Para titular esta reflexión que hago con mucho cariño, admiración y respeto a mis amigos versados en la historia y evolución de la música vallenata, tuve la opción de escoger entre dos adjetivos para calificar a las especies de dicho género que quedaron huérfanas o excluidas después de que arrancó el Festival de la Leyenda Vallenata, en 1968.
Me refiero a expósito y apócrifo. Después de mucho pensarlo me decidí por el primero: expósito.
Expósito me gustó más porque se identifica o trata de advertir mejor lo que quiero exponer con respecto a unas variedades de ritmos –hermanos biológicos del son, de la puya, del merengue y del paseo–, pero que desafortunadamente, por cosas del destino, fueron a parar a un basurero, como los niños no deseados. Fueron declarados no aptos para concursar y, por ahí derecho y sin fórmula de juicio, terminaron excluidos de la familia vallenata.
Un niño expósito, según la Real Academia de la Legua Española, es un recién nacido abandonado. Apócrifo, en el contexto de los libros sagrados, se refiere a aquellos que la Iglesia católica no considera como de inspiración divina, no son auténticos, o no son obras de la persona a los que se atribuyen. De esta manera, por ejemplo, hacen referencia a “evangelios apócrifos”.
Pues sí. Me gustó más expósito porque recoge el concepto biológico de hermano, de familia, de sangre, de ese linaje musical que va brincando, evolucionando de padres a hijos, hibridando generación tras generación. Y, es de esta manera, que considero que la música –universalmente hablando–, se comporta como un ente vivo: es decir evoluciona. Y evolucionar significa cambiar a través del tiempo sin perder su continuidad, su carácter hereditario y sus raíces evolutivas; y mucho menos sin tirar a la caneca de la basura, sin excluir y abandonar a los parientes más débiles a su propia suerte. La modernidad llama a esto xenofobia, nacionalismo, racismo y eugenesia; o sea, la purificación artificial, programada social y políticamente, de una supuesta raza superior, eliminando y excluyendo a las minorías, a los más débiles y a los que se consideran extraños.
Entonces, con ello en mente, si aceptamos la premisa anterior, estamos preparados para entender que la evolución de la música es equiparable a la evolución biológica.
La evolución biológica se basa en el origen de las especies; es decir, con el paso del tiempo, en específicas regiones geográficas de la Tierra y debido a las fuertes presiones ambientales, individuos ancestrales van cambiando poco a poco dando origen a descendientes distintos a él. Al conjunto de estos nuevos individuos que comparten características anatómicas, funcionales y comportamentales parecidas, con un antepasado común, se les denomina especie. Y género viene a ser el listado completo de las especies que comparten entre ellas ese conjunto de caracteres comunes derivados de ese antepasado común.

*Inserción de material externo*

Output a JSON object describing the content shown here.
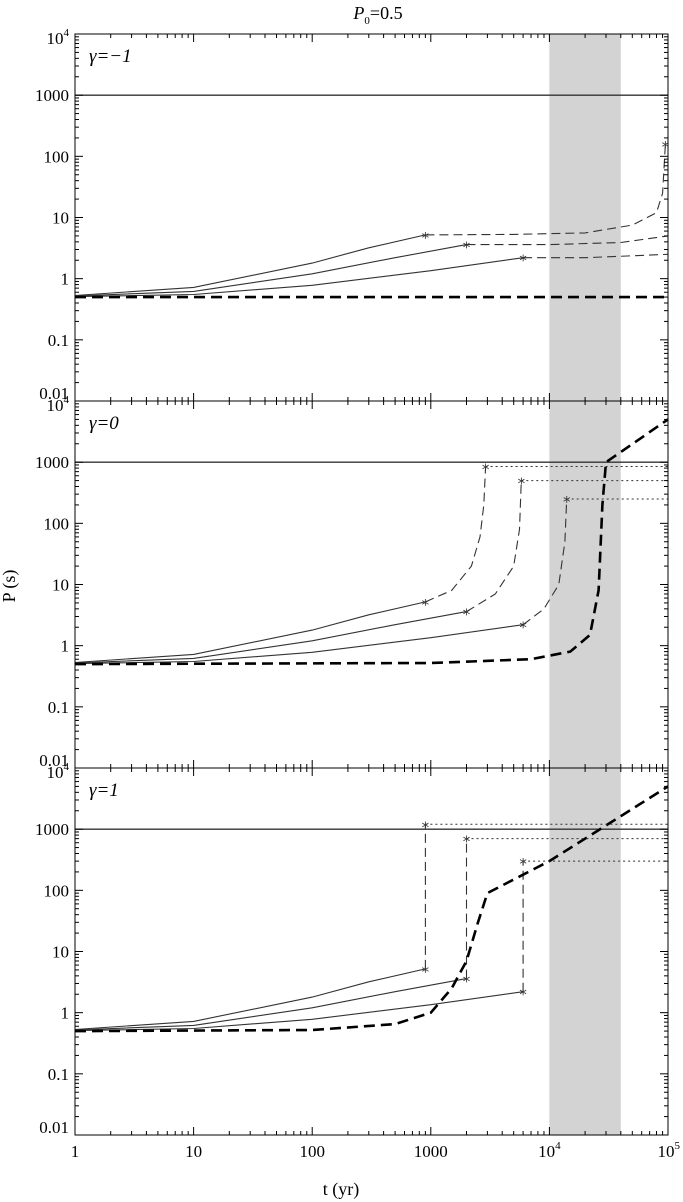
{
  "title": {
    "prefix": "P",
    "sub": "0",
    "suffix": "=0.5"
  },
  "xlabel": "t (yr)",
  "ylabel": "P (s)",
  "star_symbol": "*",
  "colors": {
    "shade": "#d3d3d3",
    "line": "#333333",
    "thick": "#000000"
  },
  "chart_data": [
    {
      "type": "line",
      "panel_label": "γ=−1",
      "x_scale": "log",
      "y_scale": "log",
      "xlim": [
        1,
        100000
      ],
      "ylim": [
        0.01,
        10000
      ],
      "x_ticks": [
        "1",
        "10",
        "100",
        "1000",
        "10^4",
        "10^5"
      ],
      "y_ticks": [
        "0.01",
        "0.1",
        "1",
        "10",
        "100",
        "1000",
        "10^4"
      ],
      "shaded_x_range": [
        10000,
        40000
      ],
      "hlines": [
        1000
      ],
      "series": [
        {
          "style": "thin-solid",
          "points": [
            [
              1,
              0.53
            ],
            [
              10,
              0.72
            ],
            [
              100,
              1.8
            ],
            [
              300,
              3.2
            ],
            [
              900,
              5.2
            ]
          ]
        },
        {
          "style": "thin-solid",
          "points": [
            [
              1,
              0.52
            ],
            [
              10,
              0.62
            ],
            [
              100,
              1.2
            ],
            [
              500,
              2.2
            ],
            [
              2000,
              3.6
            ]
          ]
        },
        {
          "style": "thin-solid",
          "points": [
            [
              1,
              0.51
            ],
            [
              10,
              0.55
            ],
            [
              100,
              0.78
            ],
            [
              1000,
              1.35
            ],
            [
              6000,
              2.2
            ]
          ]
        },
        {
          "style": "thin-dashed",
          "points": [
            [
              900,
              5.2
            ],
            [
              5000,
              5.3
            ],
            [
              20000,
              5.6
            ],
            [
              50000,
              7.5
            ],
            [
              80000,
              12
            ],
            [
              90000,
              25
            ],
            [
              95000,
              160
            ]
          ]
        },
        {
          "style": "thin-dashed",
          "points": [
            [
              2000,
              3.6
            ],
            [
              10000,
              3.6
            ],
            [
              40000,
              3.9
            ],
            [
              100000,
              5.0
            ]
          ]
        },
        {
          "style": "thin-dashed",
          "points": [
            [
              6000,
              2.2
            ],
            [
              20000,
              2.2
            ],
            [
              60000,
              2.4
            ],
            [
              100000,
              2.5
            ]
          ]
        },
        {
          "style": "thick-dashed",
          "points": [
            [
              1,
              0.5
            ],
            [
              100000,
              0.5
            ]
          ]
        }
      ],
      "stars": [
        [
          900,
          5.2
        ],
        [
          2000,
          3.6
        ],
        [
          6000,
          2.2
        ],
        [
          95000,
          160
        ]
      ]
    },
    {
      "type": "line",
      "panel_label": "γ=0",
      "x_scale": "log",
      "y_scale": "log",
      "xlim": [
        1,
        100000
      ],
      "ylim": [
        0.01,
        10000
      ],
      "x_ticks": [
        "1",
        "10",
        "100",
        "1000",
        "10^4",
        "10^5"
      ],
      "y_ticks": [
        "0.01",
        "0.1",
        "1",
        "10",
        "100",
        "1000",
        "10^4"
      ],
      "shaded_x_range": [
        10000,
        40000
      ],
      "hlines": [
        1000
      ],
      "series": [
        {
          "style": "thin-solid",
          "points": [
            [
              1,
              0.53
            ],
            [
              10,
              0.72
            ],
            [
              100,
              1.8
            ],
            [
              300,
              3.2
            ],
            [
              900,
              5.2
            ]
          ]
        },
        {
          "style": "thin-solid",
          "points": [
            [
              1,
              0.52
            ],
            [
              10,
              0.62
            ],
            [
              100,
              1.2
            ],
            [
              500,
              2.2
            ],
            [
              2000,
              3.6
            ]
          ]
        },
        {
          "style": "thin-solid",
          "points": [
            [
              1,
              0.51
            ],
            [
              10,
              0.55
            ],
            [
              100,
              0.78
            ],
            [
              1000,
              1.35
            ],
            [
              6000,
              2.2
            ]
          ]
        },
        {
          "style": "thin-dashed",
          "points": [
            [
              900,
              5.2
            ],
            [
              1500,
              8
            ],
            [
              2200,
              20
            ],
            [
              2600,
              60
            ],
            [
              2800,
              200
            ],
            [
              2900,
              850
            ]
          ]
        },
        {
          "style": "thin-dashed",
          "points": [
            [
              2000,
              3.6
            ],
            [
              3500,
              7
            ],
            [
              5000,
              20
            ],
            [
              5600,
              80
            ],
            [
              5800,
              500
            ]
          ]
        },
        {
          "style": "thin-dashed",
          "points": [
            [
              6000,
              2.2
            ],
            [
              9000,
              4
            ],
            [
              12000,
              10
            ],
            [
              13500,
              50
            ],
            [
              14000,
              250
            ]
          ]
        },
        {
          "style": "thick-dashed",
          "points": [
            [
              1,
              0.5
            ],
            [
              1000,
              0.52
            ],
            [
              7000,
              0.6
            ],
            [
              15000,
              0.8
            ],
            [
              22000,
              1.5
            ],
            [
              26000,
              8
            ],
            [
              28000,
              200
            ],
            [
              30000,
              1000
            ],
            [
              100000,
              5000
            ]
          ]
        },
        {
          "style": "dotted",
          "points": [
            [
              2900,
              850
            ],
            [
              100000,
              850
            ]
          ]
        },
        {
          "style": "dotted",
          "points": [
            [
              5800,
              500
            ],
            [
              100000,
              500
            ]
          ]
        },
        {
          "style": "dotted",
          "points": [
            [
              14000,
              250
            ],
            [
              100000,
              250
            ]
          ]
        }
      ],
      "stars": [
        [
          900,
          5.2
        ],
        [
          2000,
          3.6
        ],
        [
          6000,
          2.2
        ],
        [
          2900,
          850
        ],
        [
          5800,
          500
        ],
        [
          14000,
          250
        ]
      ]
    },
    {
      "type": "line",
      "panel_label": "γ=1",
      "x_scale": "log",
      "y_scale": "log",
      "xlim": [
        1,
        100000
      ],
      "ylim": [
        0.01,
        10000
      ],
      "x_ticks": [
        "1",
        "10",
        "100",
        "1000",
        "10^4",
        "10^5"
      ],
      "y_ticks": [
        "0.01",
        "0.1",
        "1",
        "10",
        "100",
        "1000",
        "10^4"
      ],
      "shaded_x_range": [
        10000,
        40000
      ],
      "hlines": [
        1000
      ],
      "series": [
        {
          "style": "thin-solid",
          "points": [
            [
              1,
              0.53
            ],
            [
              10,
              0.72
            ],
            [
              100,
              1.8
            ],
            [
              300,
              3.2
            ],
            [
              900,
              5.2
            ]
          ]
        },
        {
          "style": "thin-solid",
          "points": [
            [
              1,
              0.52
            ],
            [
              10,
              0.62
            ],
            [
              100,
              1.2
            ],
            [
              500,
              2.2
            ],
            [
              2000,
              3.6
            ]
          ]
        },
        {
          "style": "thin-solid",
          "points": [
            [
              1,
              0.51
            ],
            [
              10,
              0.55
            ],
            [
              100,
              0.78
            ],
            [
              1000,
              1.35
            ],
            [
              6000,
              2.2
            ]
          ]
        },
        {
          "style": "thin-dashed",
          "points": [
            [
              900,
              5.2
            ],
            [
              900,
              1200
            ]
          ]
        },
        {
          "style": "thin-dashed",
          "points": [
            [
              2000,
              3.6
            ],
            [
              2000,
              700
            ]
          ]
        },
        {
          "style": "thin-dashed",
          "points": [
            [
              6000,
              2.2
            ],
            [
              6000,
              300
            ]
          ]
        },
        {
          "style": "thick-dashed",
          "points": [
            [
              1,
              0.5
            ],
            [
              100,
              0.52
            ],
            [
              500,
              0.65
            ],
            [
              1000,
              1
            ],
            [
              1500,
              2.5
            ],
            [
              2000,
              7
            ],
            [
              2500,
              30
            ],
            [
              3000,
              90
            ],
            [
              10000,
              300
            ],
            [
              100000,
              5000
            ]
          ]
        },
        {
          "style": "dotted",
          "points": [
            [
              900,
              1200
            ],
            [
              100000,
              1200
            ]
          ]
        },
        {
          "style": "dotted",
          "points": [
            [
              2000,
              700
            ],
            [
              100000,
              700
            ]
          ]
        },
        {
          "style": "dotted",
          "points": [
            [
              6000,
              300
            ],
            [
              100000,
              300
            ]
          ]
        }
      ],
      "stars": [
        [
          900,
          5.2
        ],
        [
          2000,
          3.6
        ],
        [
          6000,
          2.2
        ],
        [
          900,
          1200
        ],
        [
          2000,
          700
        ],
        [
          6000,
          300
        ]
      ]
    }
  ]
}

Sin embargo, la evolución también funciona cuando dos especies se fusionan y producen un híbrido entre las dos, como la mula, que es una especie híbrida resultante de la fusión de dos especies del mismo género Equus (Equus ferus, caballos y Equus africanus, burros)
De estas dos formas evolutivas (ancestro común e hibridación) la música del Caribe colombiano ha evolucionado más por hibridación, es decir, mediante la fusión de elementos musicales extraídos de los tres consabidos continentes: África, Europa y América. Luego, es indiscutible que nuestra música costeña es una mezcla tricontinental, una sopa que empezó a cocinarse a fuego lento en amplias zonas (nichos ecológicos) de la Costa Atlántica desde la llegada de los esclavos africanos hace cuatro siglos. Y aún está en pleno hervor. Lo mismo sucedió con muchas músicas folclóricas de América toda: tango, samba, merengue dominicano, son cubano, calipso, reggae, jazz.